La lista de rasgos de personalidad que los cazadores de talento buscan en sus potenciales presas, que terminan, luego de diferentes filtros, trabajando en las empresas más importantes, es larga. Entre los más importantes: variantes de asertividad, confianza en sí mismo, ambición, seguridad. Es lo que también buscamos promover y reforzar en nuestros hijos, alumnos y estudiantes.
¿Y la humildad?

Probablemente ha quedado relegada a los sermones religiosos. Quizá porque todos los discursos ligados a lo divino nos ponen frente a entidades y misterios ante los cuales no cabe ninguna de las palabras que aparecen en el primer párrafo.

La ignorancia parece cosa del pasado. El mundo virtual está lleno de datos. Creemos que son respuestas y tenemos la ilusión de sabiduría inagotable, lo que se convierte en arrogancia. Sobrestimamos nuestro poder y conocimiento, nuestra importancia. Si algo sale bien, es por nosotros; si sale mal, son las circunstancias.

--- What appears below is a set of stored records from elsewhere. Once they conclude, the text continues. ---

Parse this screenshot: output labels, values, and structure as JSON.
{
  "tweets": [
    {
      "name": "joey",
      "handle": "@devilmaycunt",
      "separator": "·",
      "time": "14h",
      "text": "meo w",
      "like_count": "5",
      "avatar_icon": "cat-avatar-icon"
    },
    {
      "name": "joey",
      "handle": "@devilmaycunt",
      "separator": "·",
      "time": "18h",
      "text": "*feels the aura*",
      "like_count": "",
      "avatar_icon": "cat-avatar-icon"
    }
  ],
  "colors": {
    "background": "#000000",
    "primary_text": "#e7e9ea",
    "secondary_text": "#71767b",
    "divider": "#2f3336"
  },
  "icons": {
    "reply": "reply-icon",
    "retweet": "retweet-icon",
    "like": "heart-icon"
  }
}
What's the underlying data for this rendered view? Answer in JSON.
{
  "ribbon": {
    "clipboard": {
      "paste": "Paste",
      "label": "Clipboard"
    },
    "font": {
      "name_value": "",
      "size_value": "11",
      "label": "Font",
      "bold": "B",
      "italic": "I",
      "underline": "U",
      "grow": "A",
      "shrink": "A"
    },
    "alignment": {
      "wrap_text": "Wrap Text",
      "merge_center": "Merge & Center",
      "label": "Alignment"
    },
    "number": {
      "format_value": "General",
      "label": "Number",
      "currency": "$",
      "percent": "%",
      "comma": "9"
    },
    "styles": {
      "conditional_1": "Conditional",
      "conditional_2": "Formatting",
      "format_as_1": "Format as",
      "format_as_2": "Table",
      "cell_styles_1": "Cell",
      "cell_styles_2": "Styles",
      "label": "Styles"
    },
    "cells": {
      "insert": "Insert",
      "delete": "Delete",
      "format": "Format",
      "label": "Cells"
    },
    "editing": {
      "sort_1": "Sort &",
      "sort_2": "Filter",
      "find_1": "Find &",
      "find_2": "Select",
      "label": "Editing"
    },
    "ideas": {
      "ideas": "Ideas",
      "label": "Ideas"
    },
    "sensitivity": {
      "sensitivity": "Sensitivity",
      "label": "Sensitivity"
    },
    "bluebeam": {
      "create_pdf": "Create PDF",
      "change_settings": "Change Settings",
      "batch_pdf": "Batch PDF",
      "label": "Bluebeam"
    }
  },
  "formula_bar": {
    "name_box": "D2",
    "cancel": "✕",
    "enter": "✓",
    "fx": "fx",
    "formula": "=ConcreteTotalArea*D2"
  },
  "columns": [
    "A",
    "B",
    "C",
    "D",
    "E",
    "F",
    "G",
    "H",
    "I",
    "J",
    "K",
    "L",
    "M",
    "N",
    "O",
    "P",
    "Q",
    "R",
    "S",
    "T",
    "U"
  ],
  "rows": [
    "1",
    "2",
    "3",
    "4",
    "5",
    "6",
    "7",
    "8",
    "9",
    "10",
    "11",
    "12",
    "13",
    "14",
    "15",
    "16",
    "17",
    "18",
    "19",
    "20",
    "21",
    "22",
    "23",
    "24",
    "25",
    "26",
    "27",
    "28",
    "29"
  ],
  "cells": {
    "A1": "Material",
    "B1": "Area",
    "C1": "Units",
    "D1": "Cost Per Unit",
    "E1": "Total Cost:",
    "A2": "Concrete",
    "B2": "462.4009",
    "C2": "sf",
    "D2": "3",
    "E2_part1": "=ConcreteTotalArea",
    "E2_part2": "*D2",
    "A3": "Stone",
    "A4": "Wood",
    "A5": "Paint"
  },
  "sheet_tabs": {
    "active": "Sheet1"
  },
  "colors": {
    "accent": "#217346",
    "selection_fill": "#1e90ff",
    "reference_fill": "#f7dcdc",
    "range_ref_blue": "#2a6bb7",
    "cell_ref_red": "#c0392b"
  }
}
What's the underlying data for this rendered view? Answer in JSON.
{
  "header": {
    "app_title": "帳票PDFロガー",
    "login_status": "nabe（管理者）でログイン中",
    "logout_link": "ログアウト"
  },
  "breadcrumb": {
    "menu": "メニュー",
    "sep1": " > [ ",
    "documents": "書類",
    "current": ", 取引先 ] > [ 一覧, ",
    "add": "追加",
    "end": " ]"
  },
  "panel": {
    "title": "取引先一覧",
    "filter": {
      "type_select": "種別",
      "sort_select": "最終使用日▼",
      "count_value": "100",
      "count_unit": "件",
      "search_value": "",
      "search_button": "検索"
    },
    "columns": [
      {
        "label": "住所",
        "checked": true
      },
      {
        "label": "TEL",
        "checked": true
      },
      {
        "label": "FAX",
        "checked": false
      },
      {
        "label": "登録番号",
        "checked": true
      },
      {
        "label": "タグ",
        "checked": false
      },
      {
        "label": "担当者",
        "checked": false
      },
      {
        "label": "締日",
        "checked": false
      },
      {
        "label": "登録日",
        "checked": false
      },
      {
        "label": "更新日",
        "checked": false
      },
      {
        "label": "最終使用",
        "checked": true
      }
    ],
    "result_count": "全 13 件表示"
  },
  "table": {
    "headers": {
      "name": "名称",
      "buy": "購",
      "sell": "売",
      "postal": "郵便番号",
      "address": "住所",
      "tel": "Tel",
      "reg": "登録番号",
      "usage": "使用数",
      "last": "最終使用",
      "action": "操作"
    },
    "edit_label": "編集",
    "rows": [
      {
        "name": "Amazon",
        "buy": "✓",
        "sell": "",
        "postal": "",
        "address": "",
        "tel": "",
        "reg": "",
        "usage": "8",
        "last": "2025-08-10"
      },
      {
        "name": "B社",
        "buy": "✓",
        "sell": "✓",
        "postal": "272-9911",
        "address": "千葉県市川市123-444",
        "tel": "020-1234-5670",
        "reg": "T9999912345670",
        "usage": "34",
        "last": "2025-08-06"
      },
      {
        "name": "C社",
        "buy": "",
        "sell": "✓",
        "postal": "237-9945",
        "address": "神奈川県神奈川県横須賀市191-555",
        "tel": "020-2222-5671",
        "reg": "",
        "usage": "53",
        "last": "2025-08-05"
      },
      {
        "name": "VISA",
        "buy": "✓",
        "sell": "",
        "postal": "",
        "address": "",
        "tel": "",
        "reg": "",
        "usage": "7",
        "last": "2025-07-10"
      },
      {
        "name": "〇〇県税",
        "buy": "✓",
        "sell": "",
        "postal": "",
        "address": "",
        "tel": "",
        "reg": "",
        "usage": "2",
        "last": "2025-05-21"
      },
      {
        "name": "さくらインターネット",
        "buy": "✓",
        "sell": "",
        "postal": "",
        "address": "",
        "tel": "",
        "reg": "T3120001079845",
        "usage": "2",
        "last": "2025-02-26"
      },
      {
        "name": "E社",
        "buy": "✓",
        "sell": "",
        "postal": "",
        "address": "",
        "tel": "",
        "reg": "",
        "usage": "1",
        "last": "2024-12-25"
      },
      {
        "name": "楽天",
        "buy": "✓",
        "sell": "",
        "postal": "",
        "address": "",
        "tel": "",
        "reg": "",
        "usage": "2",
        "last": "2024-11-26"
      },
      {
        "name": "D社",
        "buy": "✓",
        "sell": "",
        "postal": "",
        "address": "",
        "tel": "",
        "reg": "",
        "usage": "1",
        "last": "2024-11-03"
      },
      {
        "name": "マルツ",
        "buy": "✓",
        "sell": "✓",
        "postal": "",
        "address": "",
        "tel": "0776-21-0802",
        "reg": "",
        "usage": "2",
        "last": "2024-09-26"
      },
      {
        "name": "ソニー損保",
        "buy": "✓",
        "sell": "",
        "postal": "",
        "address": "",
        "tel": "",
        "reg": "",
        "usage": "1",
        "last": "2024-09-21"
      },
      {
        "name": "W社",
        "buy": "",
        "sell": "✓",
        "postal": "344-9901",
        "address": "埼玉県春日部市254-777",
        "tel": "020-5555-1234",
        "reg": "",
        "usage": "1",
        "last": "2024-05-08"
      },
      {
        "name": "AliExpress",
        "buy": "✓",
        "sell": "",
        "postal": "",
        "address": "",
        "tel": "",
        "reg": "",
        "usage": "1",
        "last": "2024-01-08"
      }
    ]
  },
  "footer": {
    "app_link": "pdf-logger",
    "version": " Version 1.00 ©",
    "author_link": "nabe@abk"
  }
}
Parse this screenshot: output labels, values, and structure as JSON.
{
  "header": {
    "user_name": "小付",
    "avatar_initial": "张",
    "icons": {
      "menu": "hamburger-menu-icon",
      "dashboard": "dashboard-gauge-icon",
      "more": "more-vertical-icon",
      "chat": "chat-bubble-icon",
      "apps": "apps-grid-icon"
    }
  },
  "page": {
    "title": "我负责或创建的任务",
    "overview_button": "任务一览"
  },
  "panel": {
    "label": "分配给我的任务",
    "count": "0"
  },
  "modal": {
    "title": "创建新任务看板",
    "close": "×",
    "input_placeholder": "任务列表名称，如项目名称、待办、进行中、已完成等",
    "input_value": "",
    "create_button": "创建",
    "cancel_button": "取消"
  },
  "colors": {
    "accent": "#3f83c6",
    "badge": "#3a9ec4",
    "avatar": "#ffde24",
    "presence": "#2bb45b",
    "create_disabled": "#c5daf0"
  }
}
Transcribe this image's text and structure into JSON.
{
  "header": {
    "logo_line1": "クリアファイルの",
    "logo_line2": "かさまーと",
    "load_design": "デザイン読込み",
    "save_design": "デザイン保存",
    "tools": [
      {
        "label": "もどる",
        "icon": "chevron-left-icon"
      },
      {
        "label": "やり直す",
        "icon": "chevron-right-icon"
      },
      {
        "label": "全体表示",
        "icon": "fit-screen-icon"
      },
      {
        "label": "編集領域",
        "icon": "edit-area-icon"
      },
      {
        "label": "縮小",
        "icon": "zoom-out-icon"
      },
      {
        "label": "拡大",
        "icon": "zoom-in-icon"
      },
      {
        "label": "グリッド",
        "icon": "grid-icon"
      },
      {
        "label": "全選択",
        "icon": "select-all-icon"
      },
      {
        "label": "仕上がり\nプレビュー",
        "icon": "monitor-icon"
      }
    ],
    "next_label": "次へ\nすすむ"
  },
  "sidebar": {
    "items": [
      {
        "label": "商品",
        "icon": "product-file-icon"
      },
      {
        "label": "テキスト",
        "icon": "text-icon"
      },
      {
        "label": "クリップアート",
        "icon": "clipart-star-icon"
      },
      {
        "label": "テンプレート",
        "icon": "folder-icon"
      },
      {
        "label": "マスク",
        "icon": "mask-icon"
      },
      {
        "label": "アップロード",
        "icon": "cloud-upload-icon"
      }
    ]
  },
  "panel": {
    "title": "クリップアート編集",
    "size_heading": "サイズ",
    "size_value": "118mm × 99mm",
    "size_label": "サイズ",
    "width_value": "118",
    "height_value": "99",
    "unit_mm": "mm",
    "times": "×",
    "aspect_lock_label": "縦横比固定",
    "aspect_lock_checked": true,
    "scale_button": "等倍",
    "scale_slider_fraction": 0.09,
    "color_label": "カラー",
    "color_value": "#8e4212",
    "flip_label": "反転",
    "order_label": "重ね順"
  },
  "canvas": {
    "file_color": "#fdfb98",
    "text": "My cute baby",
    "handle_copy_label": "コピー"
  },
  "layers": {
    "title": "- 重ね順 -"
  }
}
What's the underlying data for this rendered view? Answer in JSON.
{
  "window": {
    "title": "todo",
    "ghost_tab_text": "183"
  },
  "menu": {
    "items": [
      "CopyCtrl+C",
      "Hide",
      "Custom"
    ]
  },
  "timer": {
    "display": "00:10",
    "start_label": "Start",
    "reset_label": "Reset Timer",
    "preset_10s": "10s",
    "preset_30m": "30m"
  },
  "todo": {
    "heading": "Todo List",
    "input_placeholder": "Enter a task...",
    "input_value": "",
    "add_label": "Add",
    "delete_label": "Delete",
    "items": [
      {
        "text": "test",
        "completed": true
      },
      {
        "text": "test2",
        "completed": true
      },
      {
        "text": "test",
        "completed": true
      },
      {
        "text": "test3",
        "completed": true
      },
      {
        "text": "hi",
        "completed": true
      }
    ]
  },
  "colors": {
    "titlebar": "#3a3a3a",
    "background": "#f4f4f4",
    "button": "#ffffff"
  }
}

La humildad, sin embargo, permite una acción más sostenible y poderosa: permite identificar a los que saben más y aprender de ellos, sin asustarse; aceptar limitaciones para poder compensarlas; pensar que nuestras soluciones pueden tener alternativas más eficaces y eficientes; que nuestras percepciones están sesgadas y buscar otras perspectivas; que la razón y la jerarquía no siempre van juntas; que la viga está en nuestro ojo, no en el ajeno.

Que se trate de la ciencia, la tecnología, la política o la empresa, la humildad —intelectual e interpersonal— está asociada a los logros extraordinarios, a los parteaguas trascendentes y a los proyectos más originales y creativos.